A client remarked the other day that she had 26
priority items and it was difficult to place quality near the top. I don’t
see quality as a priority item. More specifically, I don’t see quality
as an item.
When quality is driven as a program or a special
system, then it is easy to make the mistake of benchmarking its priority
with other business activities. It is like giving love a priority in a
relationship. Love is not an item competing with other activities. It is
infused over time into the whole of the relationship.
Quality is conformance to requirements. When do
we conform to requirements? Every time we perform a work transaction to
achieve an output for somebody. A priority therefore is given to that work
transaction; or to that output; or to that somebody. If one is a person of
integrity, conformance to requirements (or doing what you said you would
do) is therefore something one wants to achieve for any job, whatever the
priority.
If your organization has a policy that demands
integrity as a way of life, then conformance to requirements is your
objective every time you do something. To promote such a lifestyle, there
may be organized activities such as classes for you and your colleagues.
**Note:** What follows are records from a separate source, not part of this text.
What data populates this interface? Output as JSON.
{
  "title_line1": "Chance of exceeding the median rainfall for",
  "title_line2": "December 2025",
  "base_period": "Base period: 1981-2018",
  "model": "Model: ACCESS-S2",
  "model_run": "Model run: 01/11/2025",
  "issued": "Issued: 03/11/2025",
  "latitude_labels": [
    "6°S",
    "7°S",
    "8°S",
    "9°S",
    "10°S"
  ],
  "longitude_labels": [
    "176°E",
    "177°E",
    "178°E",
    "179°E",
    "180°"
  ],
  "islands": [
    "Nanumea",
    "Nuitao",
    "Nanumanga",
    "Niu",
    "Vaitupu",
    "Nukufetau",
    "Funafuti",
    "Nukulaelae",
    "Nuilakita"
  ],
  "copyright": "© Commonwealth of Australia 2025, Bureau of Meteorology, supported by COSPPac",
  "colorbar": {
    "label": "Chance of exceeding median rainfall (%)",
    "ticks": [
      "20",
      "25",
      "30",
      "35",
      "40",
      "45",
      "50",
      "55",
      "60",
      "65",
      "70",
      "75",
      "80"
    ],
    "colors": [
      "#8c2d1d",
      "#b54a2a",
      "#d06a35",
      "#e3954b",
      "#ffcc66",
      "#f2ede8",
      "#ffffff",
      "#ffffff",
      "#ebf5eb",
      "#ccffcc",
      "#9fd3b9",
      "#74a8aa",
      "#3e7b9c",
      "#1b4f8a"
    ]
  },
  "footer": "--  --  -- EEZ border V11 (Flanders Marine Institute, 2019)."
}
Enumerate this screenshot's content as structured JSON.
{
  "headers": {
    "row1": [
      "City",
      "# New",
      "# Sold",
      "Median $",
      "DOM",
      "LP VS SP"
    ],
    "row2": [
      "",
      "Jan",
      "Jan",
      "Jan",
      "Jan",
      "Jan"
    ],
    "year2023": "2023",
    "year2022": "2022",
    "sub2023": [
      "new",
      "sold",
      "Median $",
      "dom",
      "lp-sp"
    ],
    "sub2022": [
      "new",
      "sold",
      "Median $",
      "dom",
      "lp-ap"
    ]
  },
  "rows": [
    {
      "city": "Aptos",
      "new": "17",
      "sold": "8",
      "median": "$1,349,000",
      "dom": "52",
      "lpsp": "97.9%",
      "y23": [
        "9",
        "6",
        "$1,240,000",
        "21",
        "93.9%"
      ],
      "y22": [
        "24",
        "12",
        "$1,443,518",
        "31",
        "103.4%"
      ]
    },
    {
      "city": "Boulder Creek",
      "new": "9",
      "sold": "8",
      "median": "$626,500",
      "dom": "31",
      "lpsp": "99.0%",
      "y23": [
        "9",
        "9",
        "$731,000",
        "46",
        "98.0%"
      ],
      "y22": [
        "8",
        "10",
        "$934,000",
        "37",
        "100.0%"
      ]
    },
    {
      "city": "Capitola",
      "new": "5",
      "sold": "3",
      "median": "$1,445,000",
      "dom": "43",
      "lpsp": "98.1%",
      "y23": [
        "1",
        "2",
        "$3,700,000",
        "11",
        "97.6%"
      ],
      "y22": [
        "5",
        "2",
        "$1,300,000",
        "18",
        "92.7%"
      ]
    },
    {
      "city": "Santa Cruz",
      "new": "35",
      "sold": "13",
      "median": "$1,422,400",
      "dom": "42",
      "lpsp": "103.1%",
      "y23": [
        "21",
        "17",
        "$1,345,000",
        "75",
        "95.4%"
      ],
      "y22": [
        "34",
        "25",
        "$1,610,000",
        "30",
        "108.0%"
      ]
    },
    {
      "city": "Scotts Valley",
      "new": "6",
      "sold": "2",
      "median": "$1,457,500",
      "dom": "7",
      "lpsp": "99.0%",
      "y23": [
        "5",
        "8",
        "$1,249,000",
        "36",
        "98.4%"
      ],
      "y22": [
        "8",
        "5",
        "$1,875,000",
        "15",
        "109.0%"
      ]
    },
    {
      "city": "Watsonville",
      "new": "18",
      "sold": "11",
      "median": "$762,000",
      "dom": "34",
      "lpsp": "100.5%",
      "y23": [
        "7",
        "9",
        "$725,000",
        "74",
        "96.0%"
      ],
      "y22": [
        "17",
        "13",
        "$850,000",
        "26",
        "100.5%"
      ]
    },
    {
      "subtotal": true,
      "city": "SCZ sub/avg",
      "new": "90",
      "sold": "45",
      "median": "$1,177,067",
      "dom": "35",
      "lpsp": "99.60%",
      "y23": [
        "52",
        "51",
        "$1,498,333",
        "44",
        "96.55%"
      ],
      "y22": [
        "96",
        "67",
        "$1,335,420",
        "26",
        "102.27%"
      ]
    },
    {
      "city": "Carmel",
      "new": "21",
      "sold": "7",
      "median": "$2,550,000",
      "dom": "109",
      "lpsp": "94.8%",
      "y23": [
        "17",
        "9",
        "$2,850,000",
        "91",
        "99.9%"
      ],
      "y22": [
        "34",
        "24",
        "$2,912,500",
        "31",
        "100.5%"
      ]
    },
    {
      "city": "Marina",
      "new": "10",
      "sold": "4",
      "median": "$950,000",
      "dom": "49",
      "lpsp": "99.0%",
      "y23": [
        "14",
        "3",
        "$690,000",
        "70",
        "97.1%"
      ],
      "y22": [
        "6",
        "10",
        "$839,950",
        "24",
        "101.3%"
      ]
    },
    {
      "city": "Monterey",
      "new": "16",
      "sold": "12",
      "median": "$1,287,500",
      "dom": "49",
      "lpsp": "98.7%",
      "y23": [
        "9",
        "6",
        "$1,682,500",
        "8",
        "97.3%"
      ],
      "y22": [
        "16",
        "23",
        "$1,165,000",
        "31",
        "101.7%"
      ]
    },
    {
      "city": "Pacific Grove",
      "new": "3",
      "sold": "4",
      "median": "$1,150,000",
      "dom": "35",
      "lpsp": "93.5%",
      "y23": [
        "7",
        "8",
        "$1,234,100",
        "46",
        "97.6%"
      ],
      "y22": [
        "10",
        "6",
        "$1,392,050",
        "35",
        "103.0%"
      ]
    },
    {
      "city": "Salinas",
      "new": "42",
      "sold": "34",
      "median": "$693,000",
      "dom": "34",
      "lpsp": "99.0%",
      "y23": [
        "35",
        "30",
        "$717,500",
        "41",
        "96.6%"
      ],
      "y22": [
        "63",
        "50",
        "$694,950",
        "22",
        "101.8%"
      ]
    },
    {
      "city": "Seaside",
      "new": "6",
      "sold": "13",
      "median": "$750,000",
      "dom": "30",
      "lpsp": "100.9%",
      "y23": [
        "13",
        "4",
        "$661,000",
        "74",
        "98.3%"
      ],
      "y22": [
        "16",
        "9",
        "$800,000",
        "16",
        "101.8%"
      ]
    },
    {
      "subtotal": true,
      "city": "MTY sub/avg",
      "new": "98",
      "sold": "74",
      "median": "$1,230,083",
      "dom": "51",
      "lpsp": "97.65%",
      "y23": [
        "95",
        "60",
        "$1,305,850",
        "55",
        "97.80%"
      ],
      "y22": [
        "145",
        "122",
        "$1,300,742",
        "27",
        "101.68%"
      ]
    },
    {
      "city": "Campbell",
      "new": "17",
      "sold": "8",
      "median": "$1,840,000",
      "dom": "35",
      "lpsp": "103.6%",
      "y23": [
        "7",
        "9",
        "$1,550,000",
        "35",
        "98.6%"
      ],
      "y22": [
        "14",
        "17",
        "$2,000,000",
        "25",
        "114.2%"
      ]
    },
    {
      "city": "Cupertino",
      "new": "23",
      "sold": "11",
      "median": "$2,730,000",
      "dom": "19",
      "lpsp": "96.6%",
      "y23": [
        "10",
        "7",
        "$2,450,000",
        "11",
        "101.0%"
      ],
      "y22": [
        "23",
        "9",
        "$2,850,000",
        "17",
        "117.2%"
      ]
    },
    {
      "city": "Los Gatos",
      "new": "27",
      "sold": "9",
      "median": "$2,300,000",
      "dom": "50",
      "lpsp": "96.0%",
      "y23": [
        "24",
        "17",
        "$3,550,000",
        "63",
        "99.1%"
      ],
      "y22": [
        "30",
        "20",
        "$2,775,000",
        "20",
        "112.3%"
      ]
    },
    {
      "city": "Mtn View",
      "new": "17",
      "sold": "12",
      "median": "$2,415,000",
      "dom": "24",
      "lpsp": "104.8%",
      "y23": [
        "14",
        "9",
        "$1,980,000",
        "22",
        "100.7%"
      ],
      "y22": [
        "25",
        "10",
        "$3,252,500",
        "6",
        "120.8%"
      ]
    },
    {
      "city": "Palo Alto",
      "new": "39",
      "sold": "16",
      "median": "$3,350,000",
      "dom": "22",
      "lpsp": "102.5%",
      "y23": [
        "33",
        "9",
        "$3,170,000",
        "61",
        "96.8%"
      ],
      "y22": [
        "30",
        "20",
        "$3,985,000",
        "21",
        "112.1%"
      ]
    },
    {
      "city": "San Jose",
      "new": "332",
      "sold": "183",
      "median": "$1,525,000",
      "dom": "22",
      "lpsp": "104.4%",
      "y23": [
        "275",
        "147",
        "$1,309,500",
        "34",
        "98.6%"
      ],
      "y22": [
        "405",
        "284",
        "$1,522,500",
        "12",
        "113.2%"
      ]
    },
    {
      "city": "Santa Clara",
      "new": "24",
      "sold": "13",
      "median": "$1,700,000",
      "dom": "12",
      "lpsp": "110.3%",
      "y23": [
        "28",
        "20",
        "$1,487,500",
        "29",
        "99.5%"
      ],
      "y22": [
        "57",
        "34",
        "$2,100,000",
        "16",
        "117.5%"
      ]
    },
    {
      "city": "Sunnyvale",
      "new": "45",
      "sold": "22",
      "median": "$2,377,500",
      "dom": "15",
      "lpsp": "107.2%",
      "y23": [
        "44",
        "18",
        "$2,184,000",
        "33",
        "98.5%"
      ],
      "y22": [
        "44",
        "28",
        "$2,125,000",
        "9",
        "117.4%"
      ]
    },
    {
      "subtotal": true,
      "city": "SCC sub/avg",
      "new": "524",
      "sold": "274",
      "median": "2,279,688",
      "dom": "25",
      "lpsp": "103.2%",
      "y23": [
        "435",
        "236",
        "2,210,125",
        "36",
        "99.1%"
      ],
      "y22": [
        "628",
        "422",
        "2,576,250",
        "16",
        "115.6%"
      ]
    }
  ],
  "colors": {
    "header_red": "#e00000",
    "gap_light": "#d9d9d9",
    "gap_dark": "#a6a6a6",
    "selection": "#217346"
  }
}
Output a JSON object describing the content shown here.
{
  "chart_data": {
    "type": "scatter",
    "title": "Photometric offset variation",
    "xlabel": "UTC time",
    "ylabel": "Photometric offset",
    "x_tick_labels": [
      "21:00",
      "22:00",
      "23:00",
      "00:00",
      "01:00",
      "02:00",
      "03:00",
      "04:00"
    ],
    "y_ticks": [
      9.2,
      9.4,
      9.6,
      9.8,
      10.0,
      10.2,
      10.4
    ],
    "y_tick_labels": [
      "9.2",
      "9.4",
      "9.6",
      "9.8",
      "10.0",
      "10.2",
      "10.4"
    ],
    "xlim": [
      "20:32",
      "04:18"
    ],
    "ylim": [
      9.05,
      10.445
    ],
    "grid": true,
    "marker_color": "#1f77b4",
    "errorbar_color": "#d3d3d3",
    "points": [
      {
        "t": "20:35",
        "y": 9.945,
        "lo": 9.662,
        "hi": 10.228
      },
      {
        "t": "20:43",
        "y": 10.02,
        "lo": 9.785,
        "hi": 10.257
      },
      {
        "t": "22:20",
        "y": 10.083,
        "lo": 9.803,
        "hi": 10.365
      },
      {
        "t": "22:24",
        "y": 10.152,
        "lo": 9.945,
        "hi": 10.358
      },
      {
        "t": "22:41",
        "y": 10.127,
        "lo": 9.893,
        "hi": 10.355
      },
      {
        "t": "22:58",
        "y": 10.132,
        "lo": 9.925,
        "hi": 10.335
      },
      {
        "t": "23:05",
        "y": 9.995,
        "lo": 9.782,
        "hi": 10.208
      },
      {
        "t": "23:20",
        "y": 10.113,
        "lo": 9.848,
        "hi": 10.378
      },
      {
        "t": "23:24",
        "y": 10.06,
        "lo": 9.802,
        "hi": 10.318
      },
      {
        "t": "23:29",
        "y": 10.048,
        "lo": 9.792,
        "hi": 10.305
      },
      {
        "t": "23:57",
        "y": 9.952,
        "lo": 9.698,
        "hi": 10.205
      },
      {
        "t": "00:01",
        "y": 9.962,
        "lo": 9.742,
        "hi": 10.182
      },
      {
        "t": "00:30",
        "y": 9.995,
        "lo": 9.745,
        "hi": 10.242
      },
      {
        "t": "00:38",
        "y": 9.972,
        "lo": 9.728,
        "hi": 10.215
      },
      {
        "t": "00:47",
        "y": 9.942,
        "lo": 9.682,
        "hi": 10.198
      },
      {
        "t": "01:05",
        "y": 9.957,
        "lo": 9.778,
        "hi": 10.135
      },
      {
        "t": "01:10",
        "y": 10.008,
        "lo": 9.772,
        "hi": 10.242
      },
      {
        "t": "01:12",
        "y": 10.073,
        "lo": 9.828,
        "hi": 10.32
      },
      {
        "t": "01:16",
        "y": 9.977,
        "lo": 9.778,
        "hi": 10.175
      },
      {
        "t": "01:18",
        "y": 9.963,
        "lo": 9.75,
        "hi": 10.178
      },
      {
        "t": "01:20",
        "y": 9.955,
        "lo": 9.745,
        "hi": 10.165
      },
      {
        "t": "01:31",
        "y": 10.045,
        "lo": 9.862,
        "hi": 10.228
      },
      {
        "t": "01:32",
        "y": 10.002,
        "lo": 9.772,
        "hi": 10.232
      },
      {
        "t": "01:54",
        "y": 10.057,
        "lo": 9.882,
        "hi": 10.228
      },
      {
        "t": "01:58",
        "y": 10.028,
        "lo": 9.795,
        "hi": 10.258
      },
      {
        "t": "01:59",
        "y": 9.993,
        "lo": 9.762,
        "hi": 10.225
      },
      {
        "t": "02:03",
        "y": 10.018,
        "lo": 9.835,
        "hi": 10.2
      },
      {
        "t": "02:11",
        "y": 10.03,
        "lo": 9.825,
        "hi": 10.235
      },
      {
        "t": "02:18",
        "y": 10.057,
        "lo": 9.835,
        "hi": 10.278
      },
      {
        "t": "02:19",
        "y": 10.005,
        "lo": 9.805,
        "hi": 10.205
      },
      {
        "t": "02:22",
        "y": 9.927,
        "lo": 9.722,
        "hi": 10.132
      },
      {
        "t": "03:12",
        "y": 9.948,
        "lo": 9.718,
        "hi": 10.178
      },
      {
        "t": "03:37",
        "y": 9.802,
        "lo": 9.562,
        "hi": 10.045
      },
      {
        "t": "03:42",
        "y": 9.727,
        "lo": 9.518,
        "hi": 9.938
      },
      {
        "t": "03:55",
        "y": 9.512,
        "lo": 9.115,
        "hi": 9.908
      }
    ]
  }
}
Or they may be activities aimed at working on opportunities for
improvement. These activities, like any other work transaction, then
become items that can be assigned with a "priority".
A culture of integrity is helped along by clear
requirements, prevention, a "right first time" mind set and a
strong aversion to paying for mistakes. This culture is manifested in the
daily realities of delivering according to what was agreed. Not in how
well you do a quality program or system.